At the NVIDIA GPU Technology Conference in San Jose CEO Jen-Hsun Huang talked up the company’s progress in GPU computing, showed some example applications, and announced a high-level roadmap for future graphics chip architectures. NVIDIA has three areas of focus, he said: the Quadro line for visualisation, Tesla for parallel computing, and GeForce/Tegra for personal computing. Tegra is a system on a chip aimed at mobile devices. Mobile, says Huang, is “a completely disruptive force to all of computing.”
NVIDIA’s current chip architecture is called Fermi. The company is settling on a two-year product cycle and will deliver Kepler in 2011 with 3 to 4 times the performance (expressed as Gigaflops per watt) of Fermi. Maxwell in 2013 will have around 12 times the performance of Fermi. In between these architecture changes, NVIDIA will do “kicker” updates to refresh its products, with one for Fermi due soon.
The focus of the conference though is not on super-fast graphics cards in themselves, but rather on using the GPU for general purpose computing. GPUs are very, very good at doing mathematics fast and in parallel. If you have an application that does intensive calculations, then executing that part of the code on the GPU can offer impressive performance increases. NVIDIA’s CUDA library for C lets you do exactly that. Another option is OpenCL, a standard that works across GPUs from multiple vendors.
Adobe uses CUDA for the Mercury Playback engine in Creative Suite 5, greatly improving performance in After Effects, Premiere Pro and Photoshop, but with the annoyance that you have to use a compatible NVIDIA graphics card.
The performance gain from GPU programming is so great that it is unavoidable for applications in relevant areas, such as simulation or statistical analysis. Huang gave a compelling example during the keynote, bringing heart surgeon Dr Michael Black on stage to talk about his work. Operating on a beating heart is difficult because it presents a moving target. By combining robotic surgery with software that is able to predict the heart’s movement through simulation, he is researching how to operate on a heart almost as if it were stopped and with just a small incision.
Programming the GPU is compelling, but difficult. NVIDIA is keen to see it become part of mainstream programming, for obvious reasons, and there are new libraries and tools which help with this, like Parallel Nsight for Visual Studio 2010. Another interesting development, announced today, is CUDA for x86, being developed by PGI, which will let your CUDA code run even when an NVIDIA GPU is not present. Even if the performance gains are limited, it will mean developers who need to support diverse systems can run the same code, rather than having a different code path when no CUDA GPU is detected.
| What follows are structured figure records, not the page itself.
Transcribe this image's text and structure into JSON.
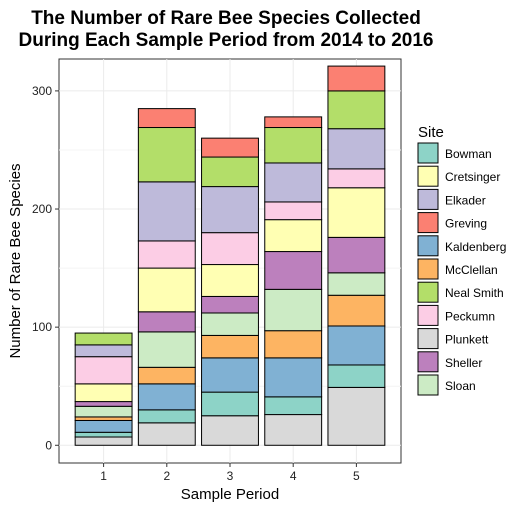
{
  "chart_data": {
    "type": "bar",
    "stacked": true,
    "title_line1": "The Number of Rare Bee Species Collected",
    "title_line2": "During Each Sample Period from 2014 to 2016",
    "xlabel": "Sample Period",
    "ylabel": "Number of Rare Bee Species",
    "categories": [
      "1",
      "2",
      "3",
      "4",
      "5"
    ],
    "ylim": [
      -15,
      327
    ],
    "yticks": [
      0,
      100,
      200,
      300
    ],
    "legend_title": "Site",
    "legend_position": "right",
    "grid": true,
    "series": [
      {
        "name": "Bowman",
        "color": "#8dd3c7",
        "values": [
          4,
          11,
          20,
          15,
          19
        ]
      },
      {
        "name": "Cretsinger",
        "color": "#ffffb3",
        "values": [
          15,
          37,
          27,
          27,
          42
        ]
      },
      {
        "name": "Elkader",
        "color": "#bebada",
        "values": [
          10,
          50,
          39,
          33,
          34
        ]
      },
      {
        "name": "Greving",
        "color": "#fb8072",
        "values": [
          0,
          16,
          16,
          9,
          21
        ]
      },
      {
        "name": "Kaldenberg",
        "color": "#80b1d3",
        "values": [
          10,
          22,
          29,
          33,
          33
        ]
      },
      {
        "name": "McClellan",
        "color": "#fdb462",
        "values": [
          3,
          14,
          19,
          23,
          26
        ]
      },
      {
        "name": "Neal Smith",
        "color": "#b3de69",
        "values": [
          10,
          46,
          25,
          30,
          32
        ]
      },
      {
        "name": "Peckumn",
        "color": "#fccde5",
        "values": [
          23,
          23,
          27,
          15,
          16
        ]
      },
      {
        "name": "Plunkett",
        "color": "#d9d9d9",
        "values": [
          7,
          19,
          25,
          26,
          49
        ]
      },
      {
        "name": "Sheller",
        "color": "#bc80bd",
        "values": [
          4,
          17,
          14,
          32,
          30
        ]
      },
      {
        "name": "Sloan",
        "color": "#ccebc5",
        "values": [
          9,
          30,
          19,
          35,
          19
        ]
      }
    ],
    "stack_order_bottom_to_top": [
      "Plunkett",
      "Bowman",
      "Kaldenberg",
      "McClellan",
      "Sloan",
      "Sheller",
      "Cretsinger",
      "Peckumn",
      "Elkader",
      "Neal Smith",
      "Greving"
    ]
  }
}
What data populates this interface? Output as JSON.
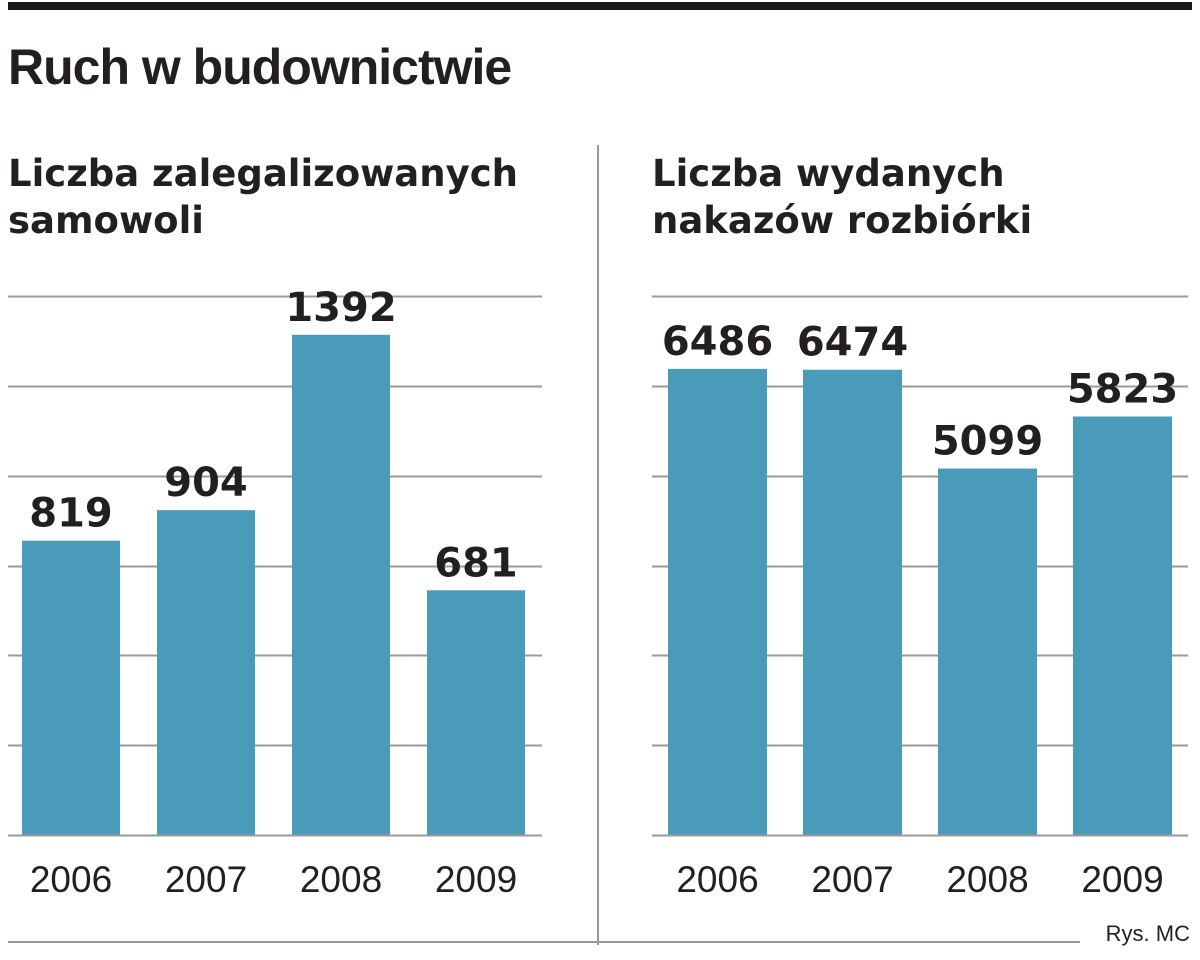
{
  "title": "Ruch w budownictwie",
  "credit": "Rys. MC",
  "colors": {
    "bar": "#4a9aba",
    "grid": "#9a9a9a",
    "text": "#231f20"
  },
  "chart_data": [
    {
      "type": "bar",
      "title_lines": [
        "Liczba zalegalizowanych",
        "samowoli"
      ],
      "categories": [
        "2006",
        "2007",
        "2008",
        "2009"
      ],
      "values": [
        819,
        904,
        1392,
        681
      ],
      "ylim": [
        0,
        1500
      ],
      "grid": true,
      "gridline_count": 6
    },
    {
      "type": "bar",
      "title_lines": [
        "Liczba wydanych",
        "nakazów rozbiórki"
      ],
      "categories": [
        "2006",
        "2007",
        "2008",
        "2009"
      ],
      "values": [
        6486,
        6474,
        5099,
        5823
      ],
      "ylim": [
        0,
        7500
      ],
      "grid": true,
      "gridline_count": 6
    }
  ]
}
That said, GPU programming still has all the challenges of concurrent development, prone to race conditions and synchronization problems.
Stuffing a server full of GPUs is a cost-effective route to super-computing. I took a brief look at the exhibition, which includes this Colfax CXT8000 with 8 Tesla GPUs; it also has three 1200W power supplies. It may cost $25,000 but if you look at the performance you are getting for the price, machines like this are great value.